Mercato del Capo

Il mercato del Capo non è un semplice mercato. Al suo interno custodice un tesoro inestimabile, una storia centenaria legata al mondo dell’arte e della tradizione familiare.

Mercato del Capo

Il mercato del Capo

Nel cuore del quartiere Monte di Pietà si trova il mercato del Capo, un mercato fino a poco tempo fa meno conosciuto dai turisti rispetto ai fratelli “Ballarò” e “Vucciria”.
Percorrendo via Volturno, regno incontrastato dei posteggiatori abusivi, quasi a metà tra il tribunale di Palermo ed il teatro Massimo ci si trova innanzi a Porta Carini.
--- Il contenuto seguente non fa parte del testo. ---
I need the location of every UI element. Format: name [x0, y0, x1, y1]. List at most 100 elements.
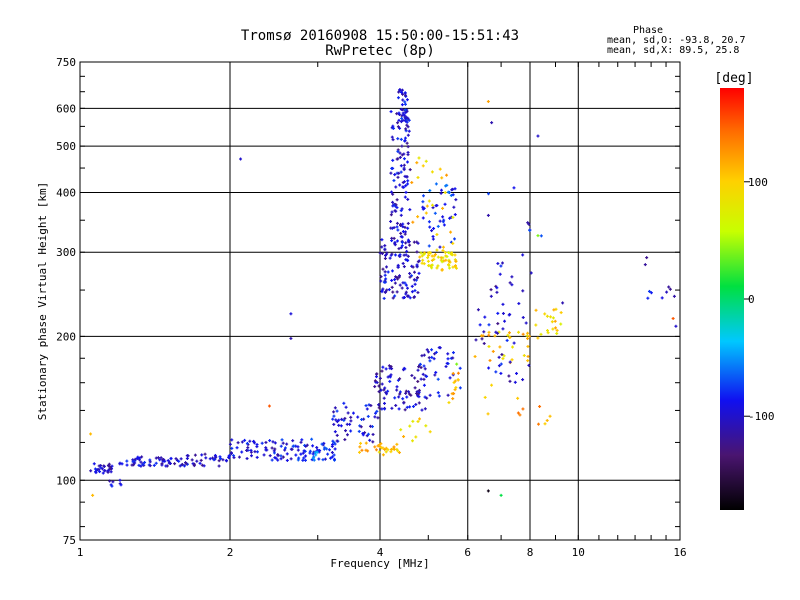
data-point	[418, 417, 422, 421]
data-point	[441, 215, 445, 219]
data-point	[483, 395, 487, 399]
data-point	[92, 462, 96, 466]
data-point	[393, 278, 397, 282]
data-point	[173, 462, 177, 466]
data-point	[308, 449, 312, 453]
data-point	[502, 354, 506, 358]
data-point	[503, 319, 507, 323]
data-point	[428, 359, 432, 363]
data-point	[400, 144, 404, 148]
data-point	[545, 329, 549, 333]
data-point	[402, 180, 406, 184]
data-point	[322, 447, 326, 451]
data-point	[271, 440, 275, 444]
data-point	[379, 279, 383, 283]
data-point	[410, 284, 414, 288]
data-point	[400, 153, 404, 157]
data-point	[397, 451, 401, 455]
data-point	[401, 98, 405, 102]
data-point	[553, 319, 557, 323]
data-point	[450, 392, 454, 396]
data-point	[154, 461, 158, 465]
data-point	[221, 458, 225, 462]
data-point	[493, 334, 497, 338]
data-point	[411, 220, 415, 224]
data-point	[545, 314, 549, 318]
data-point	[400, 240, 404, 244]
y-tick-label: 750	[56, 56, 76, 69]
data-point	[377, 450, 381, 454]
data-point	[396, 175, 400, 179]
data-point	[445, 183, 449, 187]
data-point	[412, 278, 416, 282]
data-point	[376, 444, 380, 448]
data-point	[401, 111, 405, 115]
data-point	[396, 96, 400, 100]
data-point	[435, 266, 439, 270]
data-point	[217, 459, 221, 463]
data-point	[446, 352, 450, 356]
data-point	[281, 455, 285, 459]
data-point	[396, 157, 400, 161]
data-point	[395, 239, 399, 243]
data-point	[419, 377, 423, 381]
data-point	[417, 392, 421, 396]
data-point	[371, 440, 375, 444]
data-point	[441, 206, 445, 210]
data-point	[133, 457, 137, 461]
data-point	[394, 403, 398, 407]
data-point	[451, 371, 455, 375]
data-point	[396, 228, 400, 232]
data-point	[517, 330, 521, 334]
data-point	[387, 364, 391, 368]
data-point	[93, 467, 97, 471]
x-tick-label: 1	[77, 546, 84, 559]
data-point	[419, 251, 423, 255]
data-point	[239, 157, 243, 161]
colorbar-ticks: 100 0 -100	[744, 176, 775, 423]
data-point	[446, 357, 450, 361]
data-point	[229, 452, 233, 456]
data-point	[358, 445, 362, 449]
data-point	[487, 333, 491, 337]
data-point	[345, 433, 349, 437]
data-point	[390, 285, 394, 289]
data-point	[406, 254, 410, 258]
data-point	[133, 461, 137, 465]
data-point	[110, 484, 114, 488]
x-tick-label: 8	[527, 546, 534, 559]
data-point	[335, 409, 339, 413]
data-point	[380, 238, 384, 242]
data-point	[273, 441, 277, 445]
data-point	[512, 341, 516, 345]
data-point	[433, 211, 437, 215]
data-point	[349, 419, 353, 423]
data-point	[377, 390, 381, 394]
data-point	[458, 366, 462, 370]
data-point	[280, 438, 284, 442]
data-point	[448, 376, 452, 380]
data-point	[302, 449, 306, 453]
data-point	[349, 429, 353, 433]
data-point	[404, 391, 408, 395]
data-point	[358, 424, 362, 428]
data-point	[554, 326, 558, 330]
data-point	[311, 456, 315, 460]
data-point	[415, 263, 419, 267]
data-point	[137, 463, 141, 467]
data-point	[501, 302, 505, 306]
data-point	[660, 296, 664, 300]
data-point	[399, 246, 403, 250]
data-point	[667, 285, 671, 289]
data-point	[141, 463, 145, 467]
data-point	[486, 100, 490, 104]
data-point	[441, 249, 445, 253]
data-point	[521, 289, 525, 293]
data-point	[539, 234, 543, 238]
data-point	[483, 315, 487, 319]
data-point	[416, 420, 420, 424]
data-point	[94, 471, 98, 475]
data-point	[507, 331, 511, 335]
data-point	[394, 275, 398, 279]
data-point	[331, 417, 335, 421]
La porta non è solo testimonianza di uno degli antichi ingressi nella città, ma una sorta di passaggio mitologico, dove colori, profumi e urla dei venditori ambulanti si tengono per mano in una seducente danza.
Il mercato del Capo, come gli altri mercati cittadini, è meta di palermitani, ma anche di turisti che scelgono di acquistare prodotti freschi come pesce, carne, spezie o verdure per realizzare piatti prelibati, magari cercando di emulare la cucina palermitana. Il mercato offre anche la possibilità di mangiare in loco le pietanze più tipiche: panelle, sfincione, pasta al forno e melanzane in tutte le salse.

Mercato del Capo
Olive - Mercato del Capo
Mercato del Capo

La pupa del Capo

In via Sant’Agostino è ubicato, o almeno lo era fino al 2013, uno dei simboli dell’intero mercato: a pupa ru Capo. Un mosaico in stile liberty che rappresenta la dea Demetra circondata da spighe di grano e che è stato donato a Vincenza e Salvatore Morello, titolare del panificio Morello, nei primissimi anni del 900. Per cento anni la Pupa del Capo ha accolto i clienti del panificio, fino a quando quest’ultimo nel 2013 è stato sopraffatto dalla crisi. Temendo atti di vandalismo, il mosaico originale della Dea e l’insegna che recita “Panificio S Morello” sono stati prelevati e restaurati dalla soprintendenza ai Beni Culturali e dall’associazione Salvare Palermo e custoditi da allora all’interno del Palazzo Ajutamicristo, dove rimarranno fino a quando i lavori di restauro di Palazzo Sere, l’edificio barocco che ospita l’ex panificio, non saranno completati. In Via Sant’Agostino, potete oggi trovare un panello che sostituisce l’opera originale.